The Indianapolis-based retailer said it expects first-quarter earnings per share to be down about 30 percent, based on expected capital expenditures, lower product margins and higher occupancy costs. The company’s shares plunged 13.5 percent in Friday morning trading.
For the period ended March 3, the retail chain earned 80 cents a share on revenue of $456.3 million. Analysts were expecting EPS of 81 cents on sales of $432.6 million, as polled by Yahoo Finance.
In the same period a year ago, EPS was 63 cents on revenue of $384.6 million.
Finish Line said comparable-store sales increased 10.8 percent in the quarter, driven by e-commerce, which surged 38.3 percent. Store comps were 7 percent. The firm expects first-quarter comps to be up in the mid-single-digit range.
Glenn Lyon, Finish Line’s chairman and CEO, said the firm’s priority in 2013 is to ensure it becomes a sustainable multi-division, all-channel business for the future. This will in the near-term involve additional investments, including “first, a total technology transformation,” he said on a conference call with analysts.

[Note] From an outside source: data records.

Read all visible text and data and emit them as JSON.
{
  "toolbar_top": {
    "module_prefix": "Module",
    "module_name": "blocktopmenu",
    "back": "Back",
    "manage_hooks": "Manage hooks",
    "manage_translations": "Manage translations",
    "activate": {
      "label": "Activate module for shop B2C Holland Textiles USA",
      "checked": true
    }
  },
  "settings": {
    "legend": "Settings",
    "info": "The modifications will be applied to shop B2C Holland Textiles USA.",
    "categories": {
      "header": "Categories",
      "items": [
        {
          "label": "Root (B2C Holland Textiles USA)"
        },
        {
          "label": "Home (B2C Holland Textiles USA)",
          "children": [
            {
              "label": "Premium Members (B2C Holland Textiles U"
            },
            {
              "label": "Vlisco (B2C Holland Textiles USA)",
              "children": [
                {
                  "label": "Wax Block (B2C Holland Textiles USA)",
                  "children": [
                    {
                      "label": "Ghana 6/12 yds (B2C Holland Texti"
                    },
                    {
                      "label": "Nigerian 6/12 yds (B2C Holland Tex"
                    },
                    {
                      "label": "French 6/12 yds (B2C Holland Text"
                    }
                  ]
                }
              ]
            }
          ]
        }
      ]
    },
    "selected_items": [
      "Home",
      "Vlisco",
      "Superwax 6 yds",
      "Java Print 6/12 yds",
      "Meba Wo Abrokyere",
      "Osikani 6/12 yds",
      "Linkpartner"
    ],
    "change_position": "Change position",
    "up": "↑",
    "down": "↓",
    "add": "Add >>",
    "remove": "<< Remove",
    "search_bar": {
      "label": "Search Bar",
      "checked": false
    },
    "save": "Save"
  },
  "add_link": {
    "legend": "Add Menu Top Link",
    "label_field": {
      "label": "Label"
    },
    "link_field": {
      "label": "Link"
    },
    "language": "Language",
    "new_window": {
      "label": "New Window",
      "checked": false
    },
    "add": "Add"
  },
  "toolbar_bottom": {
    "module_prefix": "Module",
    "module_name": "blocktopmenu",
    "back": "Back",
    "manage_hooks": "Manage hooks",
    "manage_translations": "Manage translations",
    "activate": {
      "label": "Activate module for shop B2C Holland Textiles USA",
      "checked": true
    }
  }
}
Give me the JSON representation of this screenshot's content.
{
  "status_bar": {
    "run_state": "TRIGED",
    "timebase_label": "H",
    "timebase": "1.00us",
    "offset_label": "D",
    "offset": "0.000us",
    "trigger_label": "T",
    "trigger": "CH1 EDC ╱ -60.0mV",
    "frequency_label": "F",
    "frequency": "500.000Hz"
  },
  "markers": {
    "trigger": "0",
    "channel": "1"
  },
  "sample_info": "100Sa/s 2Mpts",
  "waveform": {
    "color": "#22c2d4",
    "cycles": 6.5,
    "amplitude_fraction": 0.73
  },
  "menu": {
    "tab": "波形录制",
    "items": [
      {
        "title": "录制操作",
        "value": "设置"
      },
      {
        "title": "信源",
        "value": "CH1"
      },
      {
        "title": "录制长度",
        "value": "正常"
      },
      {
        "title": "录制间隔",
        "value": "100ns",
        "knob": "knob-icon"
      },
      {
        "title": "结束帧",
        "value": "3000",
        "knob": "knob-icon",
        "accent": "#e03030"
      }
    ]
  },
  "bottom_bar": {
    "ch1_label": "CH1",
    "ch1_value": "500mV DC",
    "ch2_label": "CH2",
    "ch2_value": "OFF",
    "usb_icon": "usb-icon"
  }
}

“[That] includes everything from backbone systems, such as our merchandise and supply chain systems, to an overhaul of POS in our stores. Second, [we will make] major investments in human capital, technology and marketing necessary to fuel our omni-channel strategy; and third, a significant investment in stores related to new-store growth and remodels, as well as technology being brought into our locations,” he added.
Capital expenditures in fiscal 2013 are expected to total about $85 million, up from $29 million in fiscal 2012. That will also facilitate opening 25 new stores.
For the full year, Finish Line’s EPS increased 26.2 percent to $1.59, with net income rising 23.3 percent to $84.8 million. Revenue advanced 11.4 percent to $1.37 billion on a comps increase of 9.2 percent.
Separately this morning, Finish Line announced a joint venture with Gart Capital Partners to create what both parties call “the nation’s single-largest operator within the growing specialty running business, a market that has been estimated at up to $1 billion.”
Gart, a private equity firm that has partnered with Vail Resorts Inc., will invest $10 million in Finish Line’s Running Specialty Group, which currently has 18 doors operating under its Running Company banner. One of the objectives for the group to launch Run.com, a digital experience for runners that is said to be the segment’s first to marry content, community and commerce, this spring.
The group’s headquarters will be relocated to Denver, where GCP will manage all day-to-day operations, as well as merchandising and the acquisition of additional running retailers from its home base there.
“Like the ski retail business, customers within specialty running prize a shopping experience that is expert, highly localized and infused with the sport’s unique culture. Maintaining the individual personality of each running store concept, while providing the synergies of larger-operator systems and back office support, is critical for success,” said Lyon. “GCP is contributing not only management expertise, but also capital. We believe this is the optimal way for us to harness the potential of the specialty running market.”
Finish Line also said it would be more aggressive with share repurchases this year, as well as continue to grow its dividend.